When I retired several years ago, I told myself I wouldn’t sit around doing crossword puzzles all day long. As a word person, I love crossword puzzles.
But many are too easy for me—it’s no fun to fill out the squares without even stopping. And some are too hard—namely, The New York Times puzzles on Friday and Saturday, which could take me all day if I let them. I soon discovered that both the easy and the hard puzzles were really a waste of time.
But although I limited my crosswords, I also knew that I should keep my mind active in retirement. I decided that learning to write novels wasn’t a sufficient mental challenge.
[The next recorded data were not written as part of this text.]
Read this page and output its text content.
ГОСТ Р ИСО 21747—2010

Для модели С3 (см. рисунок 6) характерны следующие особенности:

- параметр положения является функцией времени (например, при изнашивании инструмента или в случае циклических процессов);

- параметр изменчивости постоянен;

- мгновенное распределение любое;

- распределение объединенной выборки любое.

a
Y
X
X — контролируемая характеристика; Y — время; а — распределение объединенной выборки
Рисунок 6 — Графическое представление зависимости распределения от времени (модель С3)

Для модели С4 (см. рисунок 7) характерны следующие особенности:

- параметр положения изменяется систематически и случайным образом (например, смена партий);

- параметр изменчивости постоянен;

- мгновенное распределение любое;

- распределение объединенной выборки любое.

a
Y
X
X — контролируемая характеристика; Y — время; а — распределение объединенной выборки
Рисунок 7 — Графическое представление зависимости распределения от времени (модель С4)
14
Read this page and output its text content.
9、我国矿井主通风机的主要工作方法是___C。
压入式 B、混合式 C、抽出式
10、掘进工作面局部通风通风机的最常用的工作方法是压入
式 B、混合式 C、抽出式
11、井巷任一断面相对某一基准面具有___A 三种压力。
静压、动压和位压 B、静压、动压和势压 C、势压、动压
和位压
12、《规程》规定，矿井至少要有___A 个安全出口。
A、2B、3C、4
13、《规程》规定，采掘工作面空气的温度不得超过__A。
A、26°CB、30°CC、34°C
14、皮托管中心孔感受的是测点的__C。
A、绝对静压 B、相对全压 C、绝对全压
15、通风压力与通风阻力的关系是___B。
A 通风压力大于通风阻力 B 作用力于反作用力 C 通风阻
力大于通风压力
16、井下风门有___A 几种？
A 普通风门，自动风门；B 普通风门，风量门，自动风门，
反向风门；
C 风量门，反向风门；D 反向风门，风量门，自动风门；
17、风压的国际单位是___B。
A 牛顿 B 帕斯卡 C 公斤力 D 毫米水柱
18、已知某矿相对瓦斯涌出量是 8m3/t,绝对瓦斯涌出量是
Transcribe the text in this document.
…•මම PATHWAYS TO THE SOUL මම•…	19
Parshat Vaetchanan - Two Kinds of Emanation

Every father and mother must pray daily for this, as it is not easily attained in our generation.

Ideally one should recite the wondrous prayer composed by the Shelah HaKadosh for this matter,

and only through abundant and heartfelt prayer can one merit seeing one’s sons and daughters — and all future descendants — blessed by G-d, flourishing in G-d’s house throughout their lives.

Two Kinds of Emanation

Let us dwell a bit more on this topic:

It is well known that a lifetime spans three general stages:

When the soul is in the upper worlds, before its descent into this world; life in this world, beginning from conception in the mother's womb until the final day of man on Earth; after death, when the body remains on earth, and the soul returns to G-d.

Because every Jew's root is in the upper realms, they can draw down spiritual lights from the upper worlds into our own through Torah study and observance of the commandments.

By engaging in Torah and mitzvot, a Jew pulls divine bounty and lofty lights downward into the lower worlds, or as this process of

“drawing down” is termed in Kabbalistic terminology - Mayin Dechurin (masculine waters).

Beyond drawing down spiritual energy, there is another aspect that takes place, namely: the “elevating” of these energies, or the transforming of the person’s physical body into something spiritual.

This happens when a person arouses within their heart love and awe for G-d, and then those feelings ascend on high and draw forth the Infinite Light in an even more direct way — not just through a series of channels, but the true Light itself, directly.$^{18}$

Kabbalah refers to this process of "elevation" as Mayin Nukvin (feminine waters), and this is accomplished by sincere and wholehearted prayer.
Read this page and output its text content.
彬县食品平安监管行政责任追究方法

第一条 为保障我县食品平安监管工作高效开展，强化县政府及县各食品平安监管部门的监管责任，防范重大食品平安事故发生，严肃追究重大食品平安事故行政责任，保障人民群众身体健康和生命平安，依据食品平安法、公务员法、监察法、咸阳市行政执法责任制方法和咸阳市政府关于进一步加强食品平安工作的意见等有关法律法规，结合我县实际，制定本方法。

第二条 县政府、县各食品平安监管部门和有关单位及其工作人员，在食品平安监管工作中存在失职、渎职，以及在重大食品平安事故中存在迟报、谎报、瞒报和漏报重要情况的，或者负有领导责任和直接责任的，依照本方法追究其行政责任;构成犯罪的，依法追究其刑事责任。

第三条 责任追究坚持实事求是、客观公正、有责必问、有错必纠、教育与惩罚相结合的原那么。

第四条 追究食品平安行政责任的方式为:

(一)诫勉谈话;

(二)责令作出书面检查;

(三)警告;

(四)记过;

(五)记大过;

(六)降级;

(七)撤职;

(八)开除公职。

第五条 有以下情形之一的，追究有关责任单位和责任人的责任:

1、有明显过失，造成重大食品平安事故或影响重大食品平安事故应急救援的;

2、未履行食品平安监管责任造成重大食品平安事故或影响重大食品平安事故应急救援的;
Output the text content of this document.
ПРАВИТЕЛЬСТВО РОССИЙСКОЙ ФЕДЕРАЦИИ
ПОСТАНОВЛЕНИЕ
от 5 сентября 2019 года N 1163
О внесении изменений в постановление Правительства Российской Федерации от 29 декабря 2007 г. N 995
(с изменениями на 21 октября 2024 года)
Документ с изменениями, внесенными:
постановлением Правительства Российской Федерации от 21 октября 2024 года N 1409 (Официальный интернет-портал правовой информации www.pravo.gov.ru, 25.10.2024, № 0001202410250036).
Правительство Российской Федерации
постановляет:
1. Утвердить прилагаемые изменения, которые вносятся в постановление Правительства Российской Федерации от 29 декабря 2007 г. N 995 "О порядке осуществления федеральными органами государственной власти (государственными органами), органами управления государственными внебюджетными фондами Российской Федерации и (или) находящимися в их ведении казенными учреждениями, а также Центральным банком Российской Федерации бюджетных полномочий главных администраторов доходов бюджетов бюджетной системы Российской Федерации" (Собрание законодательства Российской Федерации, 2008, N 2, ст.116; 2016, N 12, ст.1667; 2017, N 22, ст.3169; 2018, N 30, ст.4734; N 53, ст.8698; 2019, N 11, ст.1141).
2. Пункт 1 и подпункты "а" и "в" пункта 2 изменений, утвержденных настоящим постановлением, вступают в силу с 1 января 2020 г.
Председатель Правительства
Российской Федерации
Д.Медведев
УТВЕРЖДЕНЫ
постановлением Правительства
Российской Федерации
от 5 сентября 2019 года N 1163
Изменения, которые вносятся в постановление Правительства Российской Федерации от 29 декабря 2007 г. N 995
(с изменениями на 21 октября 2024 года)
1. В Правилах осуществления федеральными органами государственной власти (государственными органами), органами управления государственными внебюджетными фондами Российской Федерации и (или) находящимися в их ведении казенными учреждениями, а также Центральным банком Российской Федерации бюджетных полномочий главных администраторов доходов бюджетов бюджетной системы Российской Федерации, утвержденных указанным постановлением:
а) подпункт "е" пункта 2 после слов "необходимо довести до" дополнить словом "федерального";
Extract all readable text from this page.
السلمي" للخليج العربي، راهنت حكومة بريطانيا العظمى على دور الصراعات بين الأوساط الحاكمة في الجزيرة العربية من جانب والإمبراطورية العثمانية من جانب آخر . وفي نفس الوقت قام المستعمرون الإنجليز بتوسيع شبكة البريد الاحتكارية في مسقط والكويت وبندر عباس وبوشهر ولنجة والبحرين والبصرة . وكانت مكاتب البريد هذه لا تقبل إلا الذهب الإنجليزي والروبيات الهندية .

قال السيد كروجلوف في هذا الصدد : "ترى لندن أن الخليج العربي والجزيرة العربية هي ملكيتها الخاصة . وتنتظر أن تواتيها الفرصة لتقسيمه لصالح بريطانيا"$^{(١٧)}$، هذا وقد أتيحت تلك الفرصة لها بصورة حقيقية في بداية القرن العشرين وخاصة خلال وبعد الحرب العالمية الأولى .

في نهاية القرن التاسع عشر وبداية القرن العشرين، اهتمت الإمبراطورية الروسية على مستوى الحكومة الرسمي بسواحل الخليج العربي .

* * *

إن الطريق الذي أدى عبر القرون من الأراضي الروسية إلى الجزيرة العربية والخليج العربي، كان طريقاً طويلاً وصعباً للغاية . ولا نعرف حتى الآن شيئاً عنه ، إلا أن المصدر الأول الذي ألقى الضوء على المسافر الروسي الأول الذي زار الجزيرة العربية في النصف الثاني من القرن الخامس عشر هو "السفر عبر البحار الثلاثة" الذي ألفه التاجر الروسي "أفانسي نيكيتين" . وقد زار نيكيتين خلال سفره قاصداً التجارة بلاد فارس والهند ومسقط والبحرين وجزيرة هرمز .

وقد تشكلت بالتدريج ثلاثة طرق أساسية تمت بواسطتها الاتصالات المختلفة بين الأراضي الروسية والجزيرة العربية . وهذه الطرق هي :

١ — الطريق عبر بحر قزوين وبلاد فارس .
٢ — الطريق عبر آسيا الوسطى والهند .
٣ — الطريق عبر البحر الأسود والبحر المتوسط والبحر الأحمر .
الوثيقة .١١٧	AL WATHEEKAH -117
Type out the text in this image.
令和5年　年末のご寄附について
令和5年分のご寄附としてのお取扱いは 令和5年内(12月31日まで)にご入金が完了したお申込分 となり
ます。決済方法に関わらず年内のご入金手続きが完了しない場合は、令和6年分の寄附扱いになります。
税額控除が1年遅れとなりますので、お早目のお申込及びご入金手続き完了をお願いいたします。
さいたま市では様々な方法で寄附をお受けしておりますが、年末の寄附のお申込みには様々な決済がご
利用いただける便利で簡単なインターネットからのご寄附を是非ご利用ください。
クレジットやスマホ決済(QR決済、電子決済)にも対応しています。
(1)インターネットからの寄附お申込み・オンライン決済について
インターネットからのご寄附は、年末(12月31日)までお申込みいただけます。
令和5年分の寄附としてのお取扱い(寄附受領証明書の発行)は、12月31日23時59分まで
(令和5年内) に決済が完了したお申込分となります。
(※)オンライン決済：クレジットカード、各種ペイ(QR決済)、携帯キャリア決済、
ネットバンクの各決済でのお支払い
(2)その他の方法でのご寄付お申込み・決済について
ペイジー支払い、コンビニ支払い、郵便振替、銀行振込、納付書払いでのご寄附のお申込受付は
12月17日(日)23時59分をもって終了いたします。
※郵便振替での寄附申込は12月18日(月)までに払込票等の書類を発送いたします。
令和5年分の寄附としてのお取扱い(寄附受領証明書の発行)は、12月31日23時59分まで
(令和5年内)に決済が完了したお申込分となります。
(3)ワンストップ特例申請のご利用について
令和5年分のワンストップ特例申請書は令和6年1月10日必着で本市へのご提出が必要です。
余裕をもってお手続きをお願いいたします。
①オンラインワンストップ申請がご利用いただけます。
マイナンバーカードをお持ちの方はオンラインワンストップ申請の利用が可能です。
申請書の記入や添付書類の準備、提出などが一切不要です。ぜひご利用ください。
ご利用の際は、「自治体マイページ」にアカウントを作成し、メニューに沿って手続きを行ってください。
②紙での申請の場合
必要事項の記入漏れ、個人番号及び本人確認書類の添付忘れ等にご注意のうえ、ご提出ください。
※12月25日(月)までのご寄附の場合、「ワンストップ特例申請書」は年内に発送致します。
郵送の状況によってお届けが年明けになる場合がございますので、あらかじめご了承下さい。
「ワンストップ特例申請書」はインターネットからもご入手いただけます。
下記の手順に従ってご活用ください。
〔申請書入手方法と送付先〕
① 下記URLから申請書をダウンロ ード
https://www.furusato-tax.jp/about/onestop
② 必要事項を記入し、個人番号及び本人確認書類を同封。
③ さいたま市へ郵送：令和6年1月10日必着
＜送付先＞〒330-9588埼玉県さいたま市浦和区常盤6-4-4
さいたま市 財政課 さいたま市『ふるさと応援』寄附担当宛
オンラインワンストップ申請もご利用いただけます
So I took up sudoku. I’m not a numbers person, but I’m a logical thinker. Surely, I thought, I could learn to do sudoku. And I did. Most mornings now, I do the sudoku puzzle in The Kansas City Star, from the easy one-star on Mondays to the challenging six-star on Saturday.
Here are some lessons I have learned from my pursuit of sudoku:
1. Start as a beginner and work up to being an expert.
2. One small error can mushroom into a mess.
3. No one is perfect.
4. Sometimes you have to start over.
5. There’s no shame in using a pencil. And the eraser.
6. Use whatever organizational methods work for you.
7. Trial and error works best after you have narrowed the options.
8. It’s an advantage to write small.
9. You have to look for both the forest and the trees.
10. The set theory I learned in the second grade works.
11. It’s important to think both about what must be true and what can’t be true.
12. Everything is interconnected.
These are all important life lessons. I knew them before undertaking sudoku, but the puzzles have reinforced my understanding.
There are other life lessons that sudoku doesn’t teach at all. These include
A. Not everything in life is logical.
B. Not all problems have a single unique answer.
C. Life doesn’t get magically easier each Monday morning.
These, and many other lessons, I have had to learn without the help of puzzles.
What games reinforce serious life lessons for you?